Figure 4: Projections for sea level rise off the coast of Côte d’Ivoire for different GHG emissions scenarios, relative to the year 2000.

In response to globally increasing temperatures, the sea level off the coast of Côte d’Ivoire is projected to rise (Figure 4). Until 2050, similar sea levels are projected under both emissions scenarios. Under RCP6.0 and compared to year 2000 levels, the median climate model projects a sea level rise by 11 cm in 2030, 20 cm in 2050 and 39 cm in 2080. This threatens Côte d’Ivoire’s coastal communities and may cause saline intrusion in coastal waterways and groundwater reservoirs, rendering water unusable for domestic use and harming biodiversity.

Precipitation

Figure 5: Annual mean precipitation projections for Côte d’Ivoire for different GHG emissions scenarios, relative to the year 2000.

Future projections of precipitation are less certain than projections of temperature change due to high natural year-to-year variability (Figure 5). Out of the four climate models underlying this analysis, two models project an increase in mean annual precipitation over Côte d’Ivoire under RCP6.0, while two models show no clear trend under the same scenario. Median model projections for RCP2.6 show a slight increase in precipitation until 2080, while median model projections for RCP6.0 show a stronger precipitation increase of 65 mm by 2080 compared to year 2000. Higher concentration pathways suggest an overall wetter future climate for Côte d’Ivoire.

Heavy precipitation events

Figure 6: Projections of the number of days with heavy precipitation over Côte d’Ivoire for different GHG emissions scenarios.

In response to global warming, heavy precipitation events are expected to become more intense in many parts of the world due to the increased water vapour holding capacity of a warmer atmosphere. At the same time, the number of days with heavy precipitation events is expected to increase. This tendency is also found in climate projections for Côte d’Ivoire (Figure 6), with climate models projecting an increase in the number of days with heavy precipitation, from 7 days per year in 2000 to 8 (RCP2.6) and 10 days per year (RCP6.0) in 2080.

Soil moisture

Figure 7: Soil moisture projections for Côte d’Ivoire for different GHG emissions scenarios, relative to the year 2000.

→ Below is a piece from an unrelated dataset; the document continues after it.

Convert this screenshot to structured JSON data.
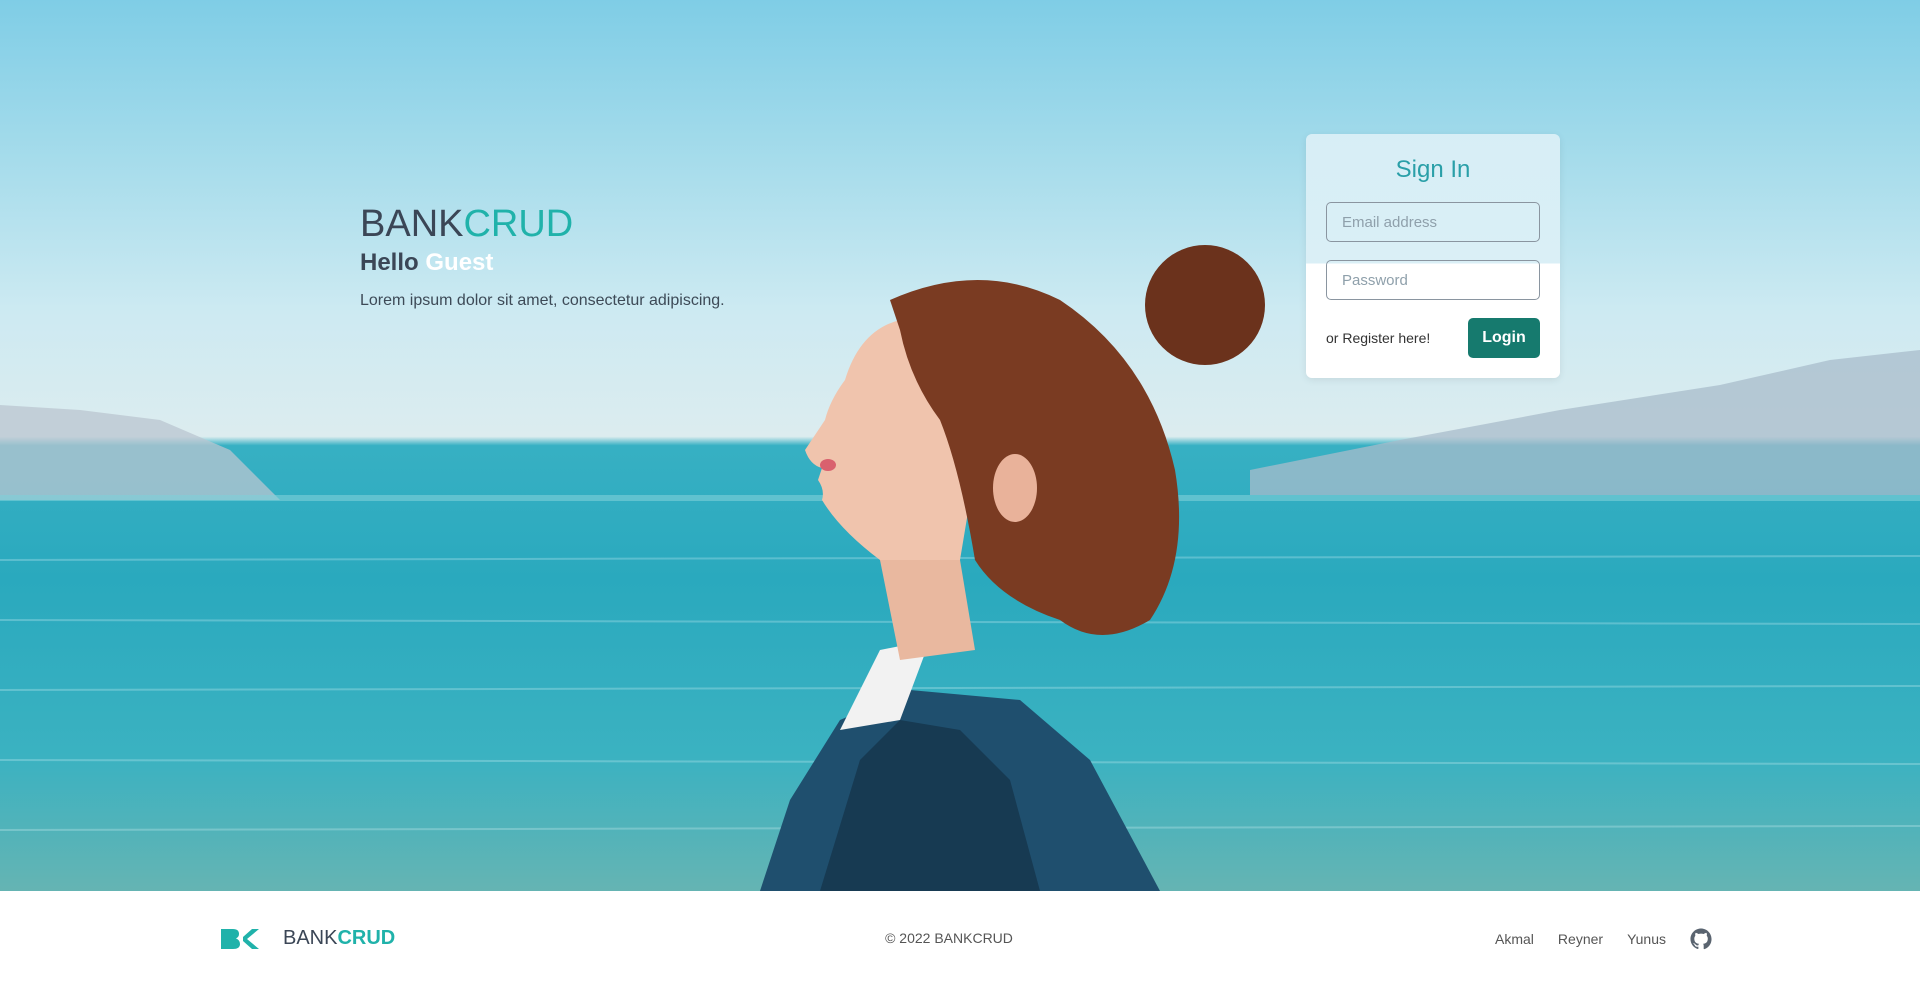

Soil moisture is an important indicator for drought conditions. In addition to soil parameters and management, it depends on both precipitation and evapotranspiration and therefore also on temperature, as higher temperatures translate into higher potential evapotranspiration. Annual mean top 1-m soil moisture projections for Côte d’Ivoire show a decrease of 3.0 % under RCP2.6 and 1.7 % under RCP6.0 by 2080 compared to the year 2000 (Figure 7). However, looking at the different models underlying this analysis, there is large year-to-year variability and modelling uncertainty, which makes it difficult to identify a clear trend.

Potential evapotranspiration

Figure 8: Potential evapotranspiration projections for Côte d’Ivoire for different GHG emissions scenarios, relative to the year 2000.

Potential evapotranspiration is the amount of water that would be evaporated and transpired if sufficient water was available at and below land surface. Since warmer air can hold more water vapour, it is expected that global warming will increase potential evapotranspiration in most regions of the world. In line with this expectation, hydrological projections for Côte d’Ivoire indicate a stronger and more continuous rise of potential evapotranspiration under RCP6.0 than under RCP2.6 (Figure 8). Under RCP6.0, potential evapotranspiration is projected to increase by 2.8 % in 2030, 4.0 % in 2050 and 6.6 % in 2080 compared to year 2000 levels.

4 Changes are expressed relative to year 1876 temperature levels using the multi-model median temperature change from 1876 to 2000 as a proxy for the observed historical warming over that time period.